David Adams, director of real estate agency Humberts Mayfair, agrees that investors from the UAE and the wider region were holding back the forces of downturn. “You had the drop in the pound, and investors in places like the UAE said, ‘That’s fantastic, I’ll wait for sterling to go even lower and buy then.’ They were surprised by the rebound in the pound, and many of them are panicking now because they think they’ve missed the bottom. So that is driving an increase in investment,” he tells The National.
“We are seeing more interest from younger buyers from the Middle East, who have certain fixed ideas of where they want to buy – traditional high-end areas such as Mayfair and Knightsbridge, because they’ve seen their families invest in those areas as well.
“Another major driving force is that in the middle of the year, it simply gets too hot to live in Arab countries, so families look to London for their second homes. That hasn’t changed – London remains a key centre of business, and is still attractive for overseas buyers.”

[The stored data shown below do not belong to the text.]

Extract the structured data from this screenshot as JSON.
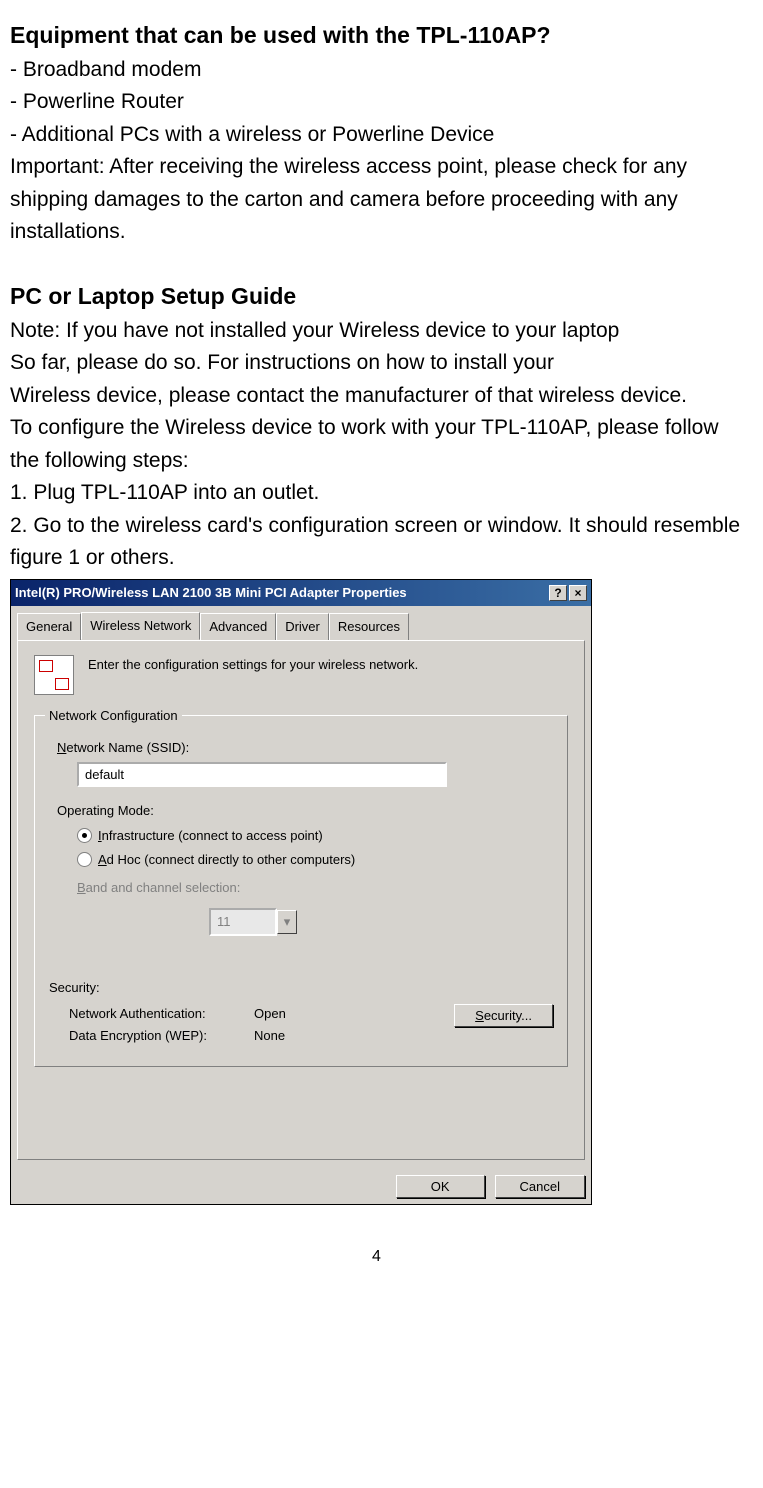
{
  "doc": {
    "heading1": "Equipment that can be used with the TPL-110AP?",
    "bullets": [
      "- Broadband modem",
      "- Powerline Router",
      "- Additional PCs with a wireless or Powerline Device"
    ],
    "important": "Important: After receiving the wireless access point, please check for any shipping damages to the carton and camera before proceeding with any installations.",
    "heading2": "PC or Laptop Setup Guide",
    "note1": "Note: If you have not installed your Wireless device to your laptop",
    "note2": "So far, please do so. For instructions on how to install your",
    "note3": "Wireless device, please contact the manufacturer of that wireless device.",
    "config1": "To configure the Wireless device to work with your TPL-110AP, please follow the following steps:",
    "step1": "1. Plug TPL-110AP into an outlet.",
    "step2": "2. Go to the wireless card's configuration screen or window. It should resemble figure 1 or others.",
    "page_number": "4"
  },
  "dialog": {
    "title": "Intel(R) PRO/Wireless LAN 2100 3B Mini PCI Adapter Properties",
    "help_btn": "?",
    "close_btn": "×",
    "tabs": {
      "general": "General",
      "wireless": "Wireless Network",
      "advanced": "Advanced",
      "driver": "Driver",
      "resources": "Resources"
    },
    "intro": "Enter the configuration settings for your wireless network.",
    "fieldset_legend": "Network Configuration",
    "ssid_label": "Network Name (SSID):",
    "ssid_value": "default",
    "opmode_label": "Operating Mode:",
    "radio_infra": "Infrastructure (connect to access point)",
    "radio_adhoc": "Ad Hoc (connect directly to other computers)",
    "band_label": "Band and channel selection:",
    "channel_value": "11",
    "security_heading": "Security:",
    "auth_label": "Network Authentication:",
    "auth_value": "Open",
    "wep_label": "Data Encryption (WEP):",
    "wep_value": "None",
    "security_btn": "Security...",
    "ok_btn": "OK",
    "cancel_btn": "Cancel"
  }
}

Brexit has opened a big agenda for Britain and the UAE with not only a potential free trade agreement but also an investment accord and possibly visa-free access for UAE passport holders. In addition the movements in the pound create more opportunities for keen traders. “There’s a feeling among international investors that London will do very well after Brexit, and the pound will continue to firm. So it’s ultimately a currency hedge. If you think the pound is going to keep strengthening, you’re buying into something that’s shifting in the right direction,” adds Mr Adams.
Leaving the EU is bound to have an effect on UK trade, points out Mr Brikho, who adds there will be advantages to be uncovered. “We can see how much traction there is to gain with different partners in every part of the world.
“The UAE is certainly one place to see if we can both apply the goodwill in the relationship to get better access for both.”